Some 34 years later the so-called “David England law,” which the Labour Party under Kenny Anthony had promised to repeal if elected in 1997, is back in the news—locally and on the Internet. In a televised show last Sunday, while referencing the recent Bishop Rivas brouhaha, the current prime minister’s father Michael Chastanet reminded his audience, in particular a Vieux Fort-based Caucasian priest associated with protests against the government’s DSH project, that he risked getting deported back to the United States. Chastanet specifically cited the so-called David England law. On Monday the prime minister, via his senior communications officer Nicole McDonald, publicly dissociated himself from the previous day’s broadcast remarks (some conveniently called it a threat). Moreover, that this was a free country, with all who live here free to speak according to the laws of Saint Lucia.
McDonald was soon under attack by the invisible and more mindless of the SLP’s FAKEBOOK brigade. As was Michael Chastanet. References were also made to articles I’d written wherein I had claimed, according to the FAKEBOOK researchers, the Labour Party never delivered on its 1997 promise to repeal the law that had wrecked David England’s life. Over and over I was assured that the law had in fact been repealed, to the extent I began to doubt my near-unblemished memory. It got worse when someone posted pictures of the statutory instrument by which England’s “prohibited immigrant” status had been revoked. All of which sent me on my own mission to uncover the truth. In short, this is what happened: In 1983 the existing Immigration Ordinance was amended to empower Cabinet to declare individuals personae non grata and order their deportation by the chief immigration officer. By statutory instrument Number 81 of 1997, the Kenny Anthony Cabinet on October 31, 1997 declared the David England (Prohibited Immigrant) Order “revoked.” Thus was the ban on England and his wife Jean lifted after 14 years. But the law was never repealed as promised throughout the Labour Party’s 1997 election campaign. Did the SLP, then, advertently or otherwise, promise more than it could deliver?

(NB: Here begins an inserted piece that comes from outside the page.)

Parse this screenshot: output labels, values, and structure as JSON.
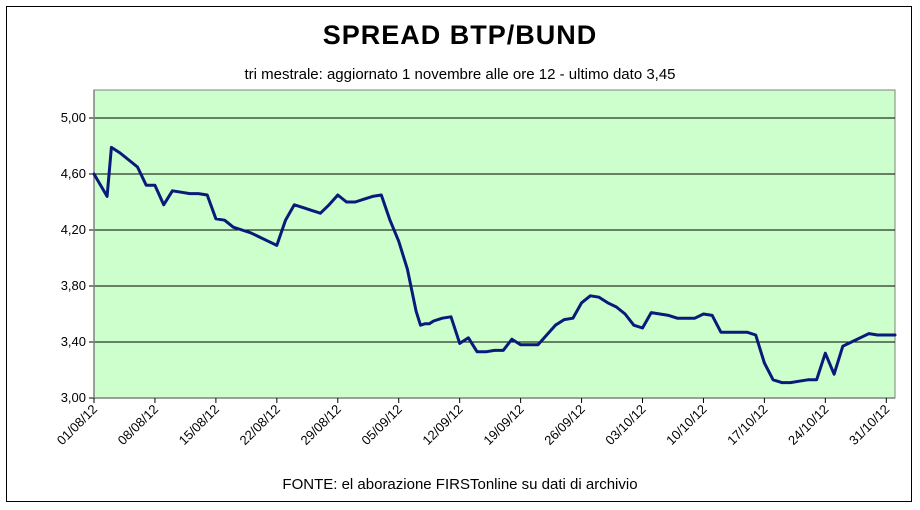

The law that denies the accused threat to national security the right of appeal remains intact—and quite possibly unconstitutional. Under this law the Kenny Anthony government in 2006 began the strongly resisted process to deport Angus Ogilvy shortly after he had appeared on Richard Frederick’s election platform to criticize the day’s Labour Party administration. Ironically, it was the UWP’s attorney general who completed the job of kicking Ogilvy out for good. Ogilvy’s crime? The attorney general’s office under Mario Michel determined he had misrepresented himself as a qualified attorney. Ironically, fake lawyer that he may well have been, Ogilvy was sufficiently proficient to have won a case in court against the late Queen’s Counsel, Hilford Deterville!

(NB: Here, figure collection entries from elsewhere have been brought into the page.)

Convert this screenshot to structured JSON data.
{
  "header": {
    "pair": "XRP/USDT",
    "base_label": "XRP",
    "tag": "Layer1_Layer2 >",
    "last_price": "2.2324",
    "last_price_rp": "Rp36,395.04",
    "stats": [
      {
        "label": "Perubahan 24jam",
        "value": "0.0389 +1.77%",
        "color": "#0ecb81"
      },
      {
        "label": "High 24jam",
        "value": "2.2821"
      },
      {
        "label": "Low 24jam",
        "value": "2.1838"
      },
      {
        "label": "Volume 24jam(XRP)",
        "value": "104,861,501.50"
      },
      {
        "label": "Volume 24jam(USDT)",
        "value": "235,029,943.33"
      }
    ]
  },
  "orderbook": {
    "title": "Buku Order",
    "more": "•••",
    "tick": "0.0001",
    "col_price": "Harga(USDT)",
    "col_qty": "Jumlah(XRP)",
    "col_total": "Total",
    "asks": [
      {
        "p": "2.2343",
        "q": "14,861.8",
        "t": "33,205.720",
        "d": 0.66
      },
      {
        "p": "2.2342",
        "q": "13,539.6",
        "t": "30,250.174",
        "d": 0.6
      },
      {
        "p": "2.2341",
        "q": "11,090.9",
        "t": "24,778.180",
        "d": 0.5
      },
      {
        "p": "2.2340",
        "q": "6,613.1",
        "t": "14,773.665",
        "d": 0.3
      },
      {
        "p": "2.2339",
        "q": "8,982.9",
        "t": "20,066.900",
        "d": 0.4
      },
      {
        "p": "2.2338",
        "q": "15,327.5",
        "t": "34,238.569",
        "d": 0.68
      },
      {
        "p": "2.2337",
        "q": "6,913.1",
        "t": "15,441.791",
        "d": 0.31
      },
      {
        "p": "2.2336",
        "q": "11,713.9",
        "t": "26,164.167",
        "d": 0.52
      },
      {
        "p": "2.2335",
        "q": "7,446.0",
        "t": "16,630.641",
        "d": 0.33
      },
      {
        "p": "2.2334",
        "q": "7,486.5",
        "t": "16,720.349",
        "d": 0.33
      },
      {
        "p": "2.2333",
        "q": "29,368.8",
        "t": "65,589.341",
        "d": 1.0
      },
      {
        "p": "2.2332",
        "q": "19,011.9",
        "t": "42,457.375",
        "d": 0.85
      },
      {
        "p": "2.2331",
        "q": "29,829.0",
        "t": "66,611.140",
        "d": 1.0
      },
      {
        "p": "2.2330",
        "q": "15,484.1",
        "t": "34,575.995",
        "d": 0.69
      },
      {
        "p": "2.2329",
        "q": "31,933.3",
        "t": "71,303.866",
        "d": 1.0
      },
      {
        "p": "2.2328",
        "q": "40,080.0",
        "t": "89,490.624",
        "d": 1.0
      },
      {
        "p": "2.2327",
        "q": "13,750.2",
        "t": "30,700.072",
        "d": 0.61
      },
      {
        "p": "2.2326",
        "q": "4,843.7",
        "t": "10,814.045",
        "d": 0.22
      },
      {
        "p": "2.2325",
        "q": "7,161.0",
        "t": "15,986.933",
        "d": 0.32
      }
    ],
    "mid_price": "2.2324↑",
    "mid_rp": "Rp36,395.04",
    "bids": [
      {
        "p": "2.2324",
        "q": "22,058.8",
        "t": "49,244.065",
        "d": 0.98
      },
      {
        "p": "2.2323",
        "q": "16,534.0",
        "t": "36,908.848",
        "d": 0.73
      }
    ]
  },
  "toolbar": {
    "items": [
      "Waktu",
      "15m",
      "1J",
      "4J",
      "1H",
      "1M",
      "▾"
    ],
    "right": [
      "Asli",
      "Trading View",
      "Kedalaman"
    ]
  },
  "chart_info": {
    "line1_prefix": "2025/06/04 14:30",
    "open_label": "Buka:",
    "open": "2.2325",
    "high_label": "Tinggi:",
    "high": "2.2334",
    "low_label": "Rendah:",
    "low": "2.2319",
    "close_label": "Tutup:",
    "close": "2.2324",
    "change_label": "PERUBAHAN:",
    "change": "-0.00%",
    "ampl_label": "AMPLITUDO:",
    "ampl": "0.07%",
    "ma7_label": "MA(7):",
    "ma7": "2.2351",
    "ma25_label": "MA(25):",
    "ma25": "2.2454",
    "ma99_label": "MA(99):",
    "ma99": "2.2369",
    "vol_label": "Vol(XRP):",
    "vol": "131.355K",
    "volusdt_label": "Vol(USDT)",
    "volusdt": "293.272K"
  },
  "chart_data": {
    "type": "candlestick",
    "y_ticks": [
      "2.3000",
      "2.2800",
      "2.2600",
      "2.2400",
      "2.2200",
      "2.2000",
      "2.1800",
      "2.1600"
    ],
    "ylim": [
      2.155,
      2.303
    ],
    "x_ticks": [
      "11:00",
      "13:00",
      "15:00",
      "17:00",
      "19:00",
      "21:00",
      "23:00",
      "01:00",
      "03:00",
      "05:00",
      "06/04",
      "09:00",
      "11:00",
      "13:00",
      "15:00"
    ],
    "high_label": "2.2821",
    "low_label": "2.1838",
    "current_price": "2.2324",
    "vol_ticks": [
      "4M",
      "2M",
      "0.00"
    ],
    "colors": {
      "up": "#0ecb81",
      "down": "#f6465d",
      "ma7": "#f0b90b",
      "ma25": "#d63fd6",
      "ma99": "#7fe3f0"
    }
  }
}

Before Ogilvy, there was also the alleged—never proven—money launderer Shawn Murphy. He, too, fell victim to the David England law in 1998, shortly after Kenny Anthony became prime minister of Saint Lucia. His story, like that of David England, is told in full in my book Lapses & Infelicities. Yes, indeed, never mind the contrary stories by the historians of FAKEBOOK, the law remains exactly as it was when amended in 1983 for the purpose of removing David England and his wife Jean. Chastanet the Elder, was right after all.
As I was!
By the way, the campaigning Labour Party also promised to repeal major parts of the Public Order Act, created largely to keep in check the radicals George Odlum, Peter Josie and Tom Walcott. Suffice it to say the changes were never made. Indeed, several lawyers consider the POA also unconstitutional.